En outre, dans certains établissements, elles donnent notamment accès à la gratuité des retraits dans les distributeurs de toutes les banques (les "déplacés").

On notera qu’il existe également des cartes conçues dans un seul but : payer des achats sur Internet. Certaines banques proposent l’e-carte Bleue de Visa (une carte "virtuelle" dont le service consiste en l’attribution d’un numéro de carte unique par achat) ou l’@ccess de chez MasterCard (une carte réelle assortie de services spécifiques à l’Internet), des instruments de paiement qui renforcent la sécurité des transactions électroniques.

Débit immédiat ou différé

En général, une carte bancaire (hors celles à autorisation systématique) se décline en deux types : débit immédiat ou débit différé des achats du compte bancaire.

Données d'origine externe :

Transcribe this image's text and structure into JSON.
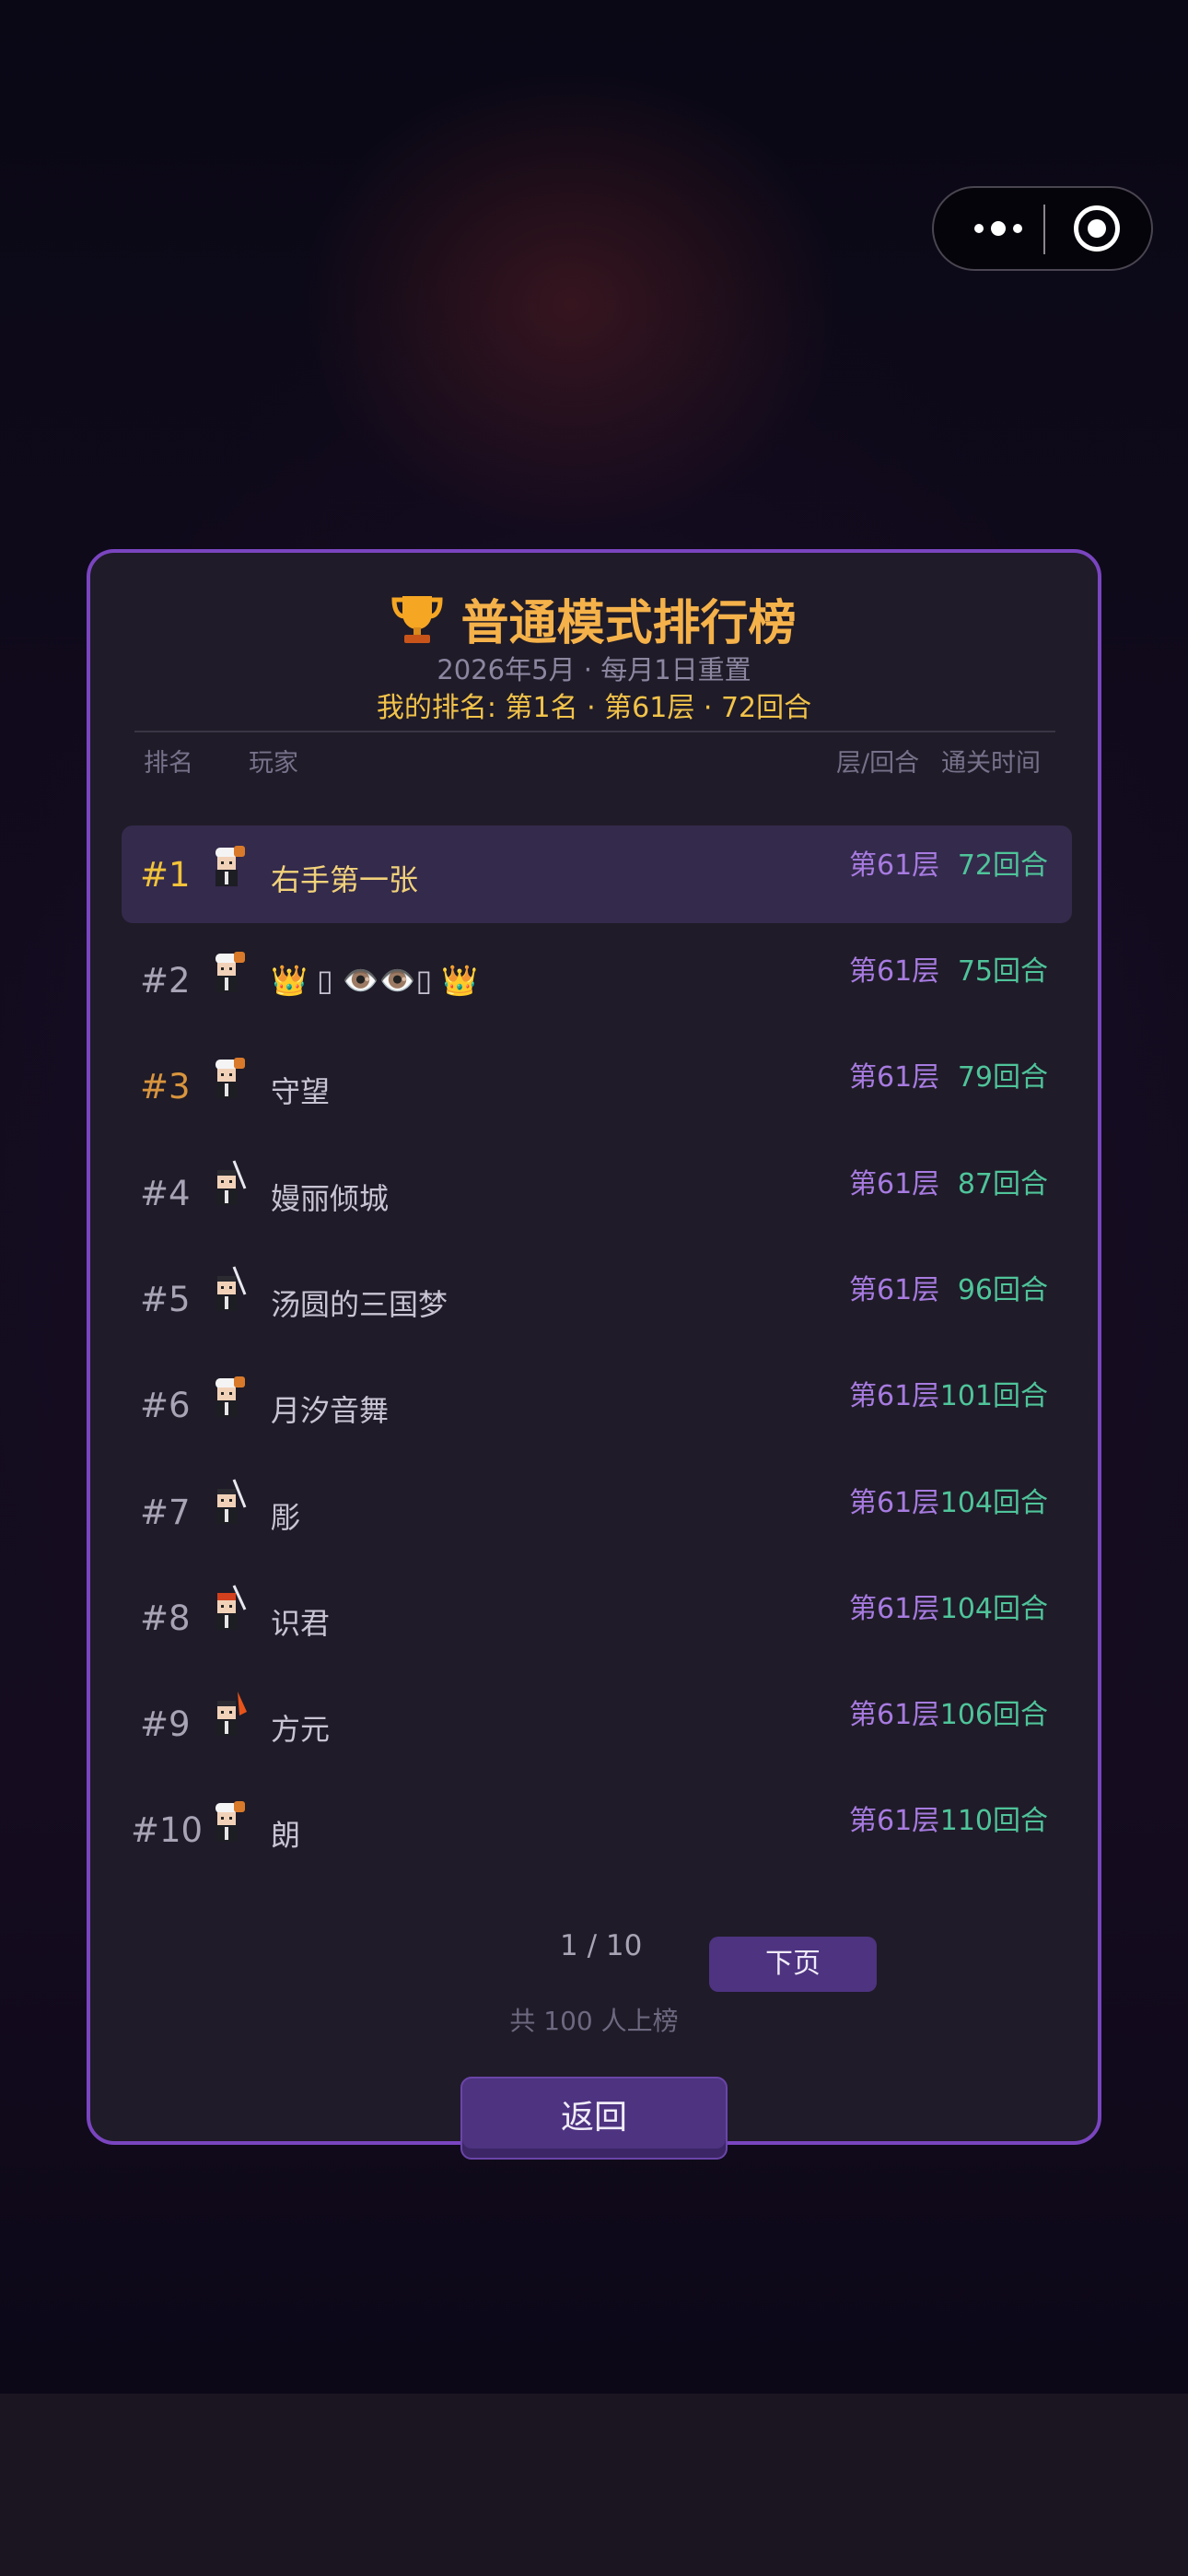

Le report en fin de mois du paiement de tous les achats réalisés avec la carte renchérit de quelques euros son prix, mais donne un peu de répit aux titulaires d’une autorisation de découvert et permet aux autres d’affiner la gestion de leur trésorerie. Mais il faut surveiller leur montant pour ne pas risquer, à ce moment-là, de dépasser le découvert autorisé. À noter : les retraits aux distributeurs sont, eux, toujours débités le jour où ils sont effectués, même sur une carte à débit différé.

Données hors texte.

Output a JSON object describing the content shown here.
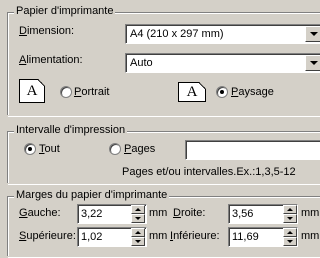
{
  "paper": {
    "legend": "Papier d'imprimante",
    "dimension_label_prefix": "D",
    "dimension_label_rest": "imension:",
    "dimension_value": "A4 (210 x 297 mm)",
    "feed_label_prefix": "A",
    "feed_label_rest": "limentation:",
    "feed_value": "Auto",
    "portrait_prefix": "P",
    "portrait_rest": "ortrait",
    "landscape_prefix": "P",
    "landscape_rest": "aysage",
    "orientation_selected": "Paysage",
    "icon_letter": "A"
  },
  "range": {
    "legend": "Intervalle d'impression",
    "all_prefix": "T",
    "all_rest": "out",
    "pages_prefix": "P",
    "pages_rest": "ages",
    "pages_value": "",
    "hint": "Pages et/ou intervalles.Ex.:1,3,5-12",
    "selected": "Tout"
  },
  "margins": {
    "legend": "Marges du papier d'imprimante",
    "unit": "mm",
    "left_prefix": "G",
    "left_rest": "auche:",
    "left_value": "3,22",
    "right_prefix": "D",
    "right_rest": "roite:",
    "right_value": "3,56",
    "top_prefix": "S",
    "top_rest": "upérieure:",
    "top_value": "1,02",
    "bottom_prefix": "I",
    "bottom_rest": "nférieure:",
    "bottom_value": "11,69"
  },
  "colors": {
    "face": "#d4d0c8",
    "shadow": "#808080",
    "highlight": "#ffffff"
  }
}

Peut-on parler de "carte de crédit" pour une carte de paiement à débit différé ? Non, car une carte de crédit est une carte de paiement adossée à un prêt permanent (ou renouvelable). Ainsi, lorsqu’elle est utilisée pour régler un achat ou effectuer un retrait au distributeur, le paiement ou le retrait ne sont pas directement débités du compte bancaire du titulaire de la carte, mais de sa réserve d’argent. À charge pour lui ensuite de rembourser ce crédit, selon les modalités prévues avec la banque.

Des cartes prépayées

Solution pratique pour les jeunes qui doivent gérer leur budget, les cartes prépayées devraient se généraliser. "Ces cartes de paiement internationales ne sont pas adossées au compte bancaire du titulaire mais à un “compte carte”, que les parents peuvent par exemple alimenter par virement", explique Alain Thiébaut, à Europay France. Ainsi, le jeune ne peut utiliser sa carte que si elle est suffisamment approvisionnée.